HIV-1 persists in breast milk cells despite antiretroviral treatment to prevent mother-to-child transmission

Abstract

Background: The effects of short-course antiretrovirals given to reduce mother-to-child transmission (MTCT) on temporal patterns of cell-associated HIV-1 RNA and DNA in breast milk are not well defined.

Methods: Women in Kenya received short-course zidovudine (ZDV), single-dose nevirapine (sdNVP), combination ZDV/sdNVP or short-course highly active antiretroviral therapy (HAART). Breast milk samples were collected two to three times weekly for 4-6 weeks. HIV-1 DNA was quantified by real-time PCR. Cell-free and cell-associated RNA levels were quantified by the Gen-Probe HIV-1 viral load assay.

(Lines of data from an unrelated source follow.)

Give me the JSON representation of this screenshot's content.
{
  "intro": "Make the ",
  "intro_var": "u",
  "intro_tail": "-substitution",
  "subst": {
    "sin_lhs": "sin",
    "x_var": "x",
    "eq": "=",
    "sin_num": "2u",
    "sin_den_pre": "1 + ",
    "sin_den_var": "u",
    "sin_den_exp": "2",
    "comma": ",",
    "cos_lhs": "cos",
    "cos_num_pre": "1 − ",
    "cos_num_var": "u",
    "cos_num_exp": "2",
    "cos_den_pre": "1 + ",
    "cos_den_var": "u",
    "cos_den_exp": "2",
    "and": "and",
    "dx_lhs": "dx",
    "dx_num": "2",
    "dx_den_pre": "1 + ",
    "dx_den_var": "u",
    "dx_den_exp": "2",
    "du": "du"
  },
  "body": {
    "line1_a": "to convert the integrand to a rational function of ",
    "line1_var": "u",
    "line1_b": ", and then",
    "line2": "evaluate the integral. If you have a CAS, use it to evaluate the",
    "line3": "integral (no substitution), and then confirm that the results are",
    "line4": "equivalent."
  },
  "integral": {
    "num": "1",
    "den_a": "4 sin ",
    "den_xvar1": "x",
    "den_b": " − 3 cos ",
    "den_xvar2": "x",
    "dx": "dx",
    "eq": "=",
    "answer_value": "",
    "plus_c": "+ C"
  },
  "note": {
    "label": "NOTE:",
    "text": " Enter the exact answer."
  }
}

Results: Cell-free HIV-1 RNA levels in breast milk were significantly suppressed by sdNVP, ZDV/sdNVP or HAART therapy compared with ZDV between day 3 and week 4 postpartum (P < or = 0.03). Breast milk HIV-1 DNA levels (infected cell levels) were not significantly different between treatment arms at any timepoint during the 4-6-week follow-up. At 3 weeks postpartum, when the difference in cell-free RNA levels was the greatest comparing HAART directly with ZDV (P = 0.0001), median log10 HIV-1 DNA copies per 1 x 10 cells were 2.78, 2.54, 2.69, and 2.31 in the ZDV, sdNVP, ZDV/sdNVP and HAART arms, respectively (P = 0.23). Cell-associated HIV-1 RNA levels were modestly suppressed in HAART versus ZDV/sdNVP during week 3 (3.37 versus 4.02, P = 0.04), as well as over time according to a linear mixed-effects model.

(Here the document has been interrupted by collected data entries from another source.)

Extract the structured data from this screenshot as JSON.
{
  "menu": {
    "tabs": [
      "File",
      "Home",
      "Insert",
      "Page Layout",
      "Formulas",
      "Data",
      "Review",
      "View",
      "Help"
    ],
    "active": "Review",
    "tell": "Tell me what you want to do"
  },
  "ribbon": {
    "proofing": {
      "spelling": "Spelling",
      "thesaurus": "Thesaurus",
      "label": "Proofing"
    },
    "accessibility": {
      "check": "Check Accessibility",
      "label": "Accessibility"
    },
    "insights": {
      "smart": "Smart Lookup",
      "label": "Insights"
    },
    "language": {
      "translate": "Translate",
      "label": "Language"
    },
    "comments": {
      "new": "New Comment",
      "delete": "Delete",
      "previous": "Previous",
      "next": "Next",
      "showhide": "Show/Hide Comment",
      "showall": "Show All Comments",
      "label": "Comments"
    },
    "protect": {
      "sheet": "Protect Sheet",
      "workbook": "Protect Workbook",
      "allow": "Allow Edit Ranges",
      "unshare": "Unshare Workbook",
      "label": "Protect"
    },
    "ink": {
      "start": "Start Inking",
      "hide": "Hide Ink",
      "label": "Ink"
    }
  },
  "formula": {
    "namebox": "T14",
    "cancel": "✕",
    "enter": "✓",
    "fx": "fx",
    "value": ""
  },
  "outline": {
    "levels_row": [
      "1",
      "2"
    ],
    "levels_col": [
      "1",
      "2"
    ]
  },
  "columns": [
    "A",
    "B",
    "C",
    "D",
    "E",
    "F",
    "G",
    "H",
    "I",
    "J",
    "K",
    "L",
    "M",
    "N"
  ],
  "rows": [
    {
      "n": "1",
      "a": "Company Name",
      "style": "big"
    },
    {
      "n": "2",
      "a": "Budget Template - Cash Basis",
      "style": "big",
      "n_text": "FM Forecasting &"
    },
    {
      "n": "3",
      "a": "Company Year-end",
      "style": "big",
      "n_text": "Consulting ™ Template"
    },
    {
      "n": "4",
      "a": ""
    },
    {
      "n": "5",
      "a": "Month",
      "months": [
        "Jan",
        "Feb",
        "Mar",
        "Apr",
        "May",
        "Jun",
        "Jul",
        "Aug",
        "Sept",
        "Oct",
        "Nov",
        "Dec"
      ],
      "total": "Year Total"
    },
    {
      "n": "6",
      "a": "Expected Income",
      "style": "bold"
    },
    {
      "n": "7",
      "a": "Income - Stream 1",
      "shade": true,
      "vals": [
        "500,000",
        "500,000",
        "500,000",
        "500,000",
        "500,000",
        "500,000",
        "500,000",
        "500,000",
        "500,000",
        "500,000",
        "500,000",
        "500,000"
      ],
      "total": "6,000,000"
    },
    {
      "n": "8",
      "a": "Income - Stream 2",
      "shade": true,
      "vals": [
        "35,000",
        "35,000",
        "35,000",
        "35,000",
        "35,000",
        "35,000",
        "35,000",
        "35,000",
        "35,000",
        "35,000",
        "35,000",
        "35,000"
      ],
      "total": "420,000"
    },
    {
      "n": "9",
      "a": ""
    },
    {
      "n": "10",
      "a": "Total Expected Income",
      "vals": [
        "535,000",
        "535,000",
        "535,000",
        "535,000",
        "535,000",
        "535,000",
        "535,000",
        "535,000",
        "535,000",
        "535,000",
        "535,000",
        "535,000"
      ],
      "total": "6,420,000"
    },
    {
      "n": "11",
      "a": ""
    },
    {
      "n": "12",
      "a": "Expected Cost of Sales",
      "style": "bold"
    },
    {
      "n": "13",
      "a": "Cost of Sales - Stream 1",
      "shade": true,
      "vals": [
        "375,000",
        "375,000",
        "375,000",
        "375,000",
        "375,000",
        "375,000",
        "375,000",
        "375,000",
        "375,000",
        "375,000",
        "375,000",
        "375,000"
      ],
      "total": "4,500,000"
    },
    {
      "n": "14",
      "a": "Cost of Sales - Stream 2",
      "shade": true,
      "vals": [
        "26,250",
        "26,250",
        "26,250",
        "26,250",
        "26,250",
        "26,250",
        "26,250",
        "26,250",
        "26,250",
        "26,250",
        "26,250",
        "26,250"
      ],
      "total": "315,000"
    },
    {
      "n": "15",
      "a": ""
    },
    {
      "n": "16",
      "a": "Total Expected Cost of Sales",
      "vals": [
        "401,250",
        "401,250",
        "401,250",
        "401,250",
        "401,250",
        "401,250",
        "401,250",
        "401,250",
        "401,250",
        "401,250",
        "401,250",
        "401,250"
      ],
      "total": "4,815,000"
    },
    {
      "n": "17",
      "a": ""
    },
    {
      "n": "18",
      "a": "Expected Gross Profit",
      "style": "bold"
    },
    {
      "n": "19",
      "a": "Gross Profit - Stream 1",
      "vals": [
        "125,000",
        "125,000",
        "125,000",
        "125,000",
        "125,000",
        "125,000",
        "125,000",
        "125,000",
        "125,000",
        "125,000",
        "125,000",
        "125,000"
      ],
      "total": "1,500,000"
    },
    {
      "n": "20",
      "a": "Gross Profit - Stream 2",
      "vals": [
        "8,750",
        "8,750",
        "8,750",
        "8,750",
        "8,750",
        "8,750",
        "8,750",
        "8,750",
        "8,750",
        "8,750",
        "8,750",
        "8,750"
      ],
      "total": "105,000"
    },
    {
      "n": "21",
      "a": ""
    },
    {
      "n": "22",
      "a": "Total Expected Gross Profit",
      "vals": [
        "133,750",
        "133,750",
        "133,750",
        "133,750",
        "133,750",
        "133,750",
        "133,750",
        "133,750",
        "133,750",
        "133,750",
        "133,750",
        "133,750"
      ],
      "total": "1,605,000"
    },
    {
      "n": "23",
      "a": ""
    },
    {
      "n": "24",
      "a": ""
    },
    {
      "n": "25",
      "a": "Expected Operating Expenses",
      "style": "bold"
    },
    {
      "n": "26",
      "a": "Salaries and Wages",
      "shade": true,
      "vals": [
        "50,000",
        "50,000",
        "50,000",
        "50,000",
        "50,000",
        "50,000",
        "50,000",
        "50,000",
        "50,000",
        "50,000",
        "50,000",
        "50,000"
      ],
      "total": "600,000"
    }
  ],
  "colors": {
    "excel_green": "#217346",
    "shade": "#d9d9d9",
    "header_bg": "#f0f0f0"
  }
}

Conclusion: Cell-free and, to a lesser extent, cell-associated HIV-1 RNA levels in breast milk were suppressed by antiretroviral regimens used to prevent MTCT. However, even with HAART, there was no significant reduction in the reservoir of infected cells, which could contribute to breast milk HIV-1 transmission.

Figures

Fig. 1. Cell-free HIV-1 RNA levels in breast milk over time postpartum: Nairobi, Kenya, 2003–2005

(a) Weekly medians and interquartile ranges of log10 cell-free HIV-1 RNA per milliliter. P values on the basis of Kruskal–Wallis test. (b) Individual data points and lowess curves for the four treatment arms: ZDV (× symbol), sdNVP (square symbol), ZDV/sdNVP —— (circle symbol), and HAART (triangle symbol).

Fig. 2. HIV-1 DNA levels in breast milk over time postpartum: Nairobi, Kenya, 2003–2005

(a) Weekly medians and interquartile ranges of log10 HIV-1 DNA copies per million breast milk cells. P values on the basis of Kruskal–Wallis test. (b) Individual data points and lowess curves for the four treatment arms: ZDV (× symbol), sdNVP (square symbol), ZDV/sdNVP —— (circle symbol), HAART (triangle symbol). BMC, breast milk cell.

Fig. 3. Cell-associated HIV-1 RNA levels in breast milk over time postpartum: Nairobi, Kenya, 2003–2005

(a) Weekly medians and interquartile ranges of log10 cell-associated HIV-1 RNA per million breast milk cells. P values on the basis of Mann–Whitney U test. (b) Individual data points and lowess curves for the four treatment arms: ZDV/sdNVP (——, solid line), HAART (, long-dash dotted line). BMC, breast milk cell.

Fig. 4. A model of how treatment affects cell-free and cell-associated HIV-1 levels in breast milk

Left panel: levels of HIV-1 DNA (infected cells) and HIV-1 RNA (cell-free virus) prior to treatment. The majority of cell-free virus is produced by activated T cells, whereas macrophages and resting T cells contribute less cell-free virus. Right panel: following treatment to prevent MTCT, where virus spread is impaired, levels of infected activated T cells decrease due to normal cell turnover of infected cells, whereas levels of infected resting T cells and macrophages are only minimally reduced. The levels of cell-free virus are significantly reduced due to the reduction of infected activated T cells.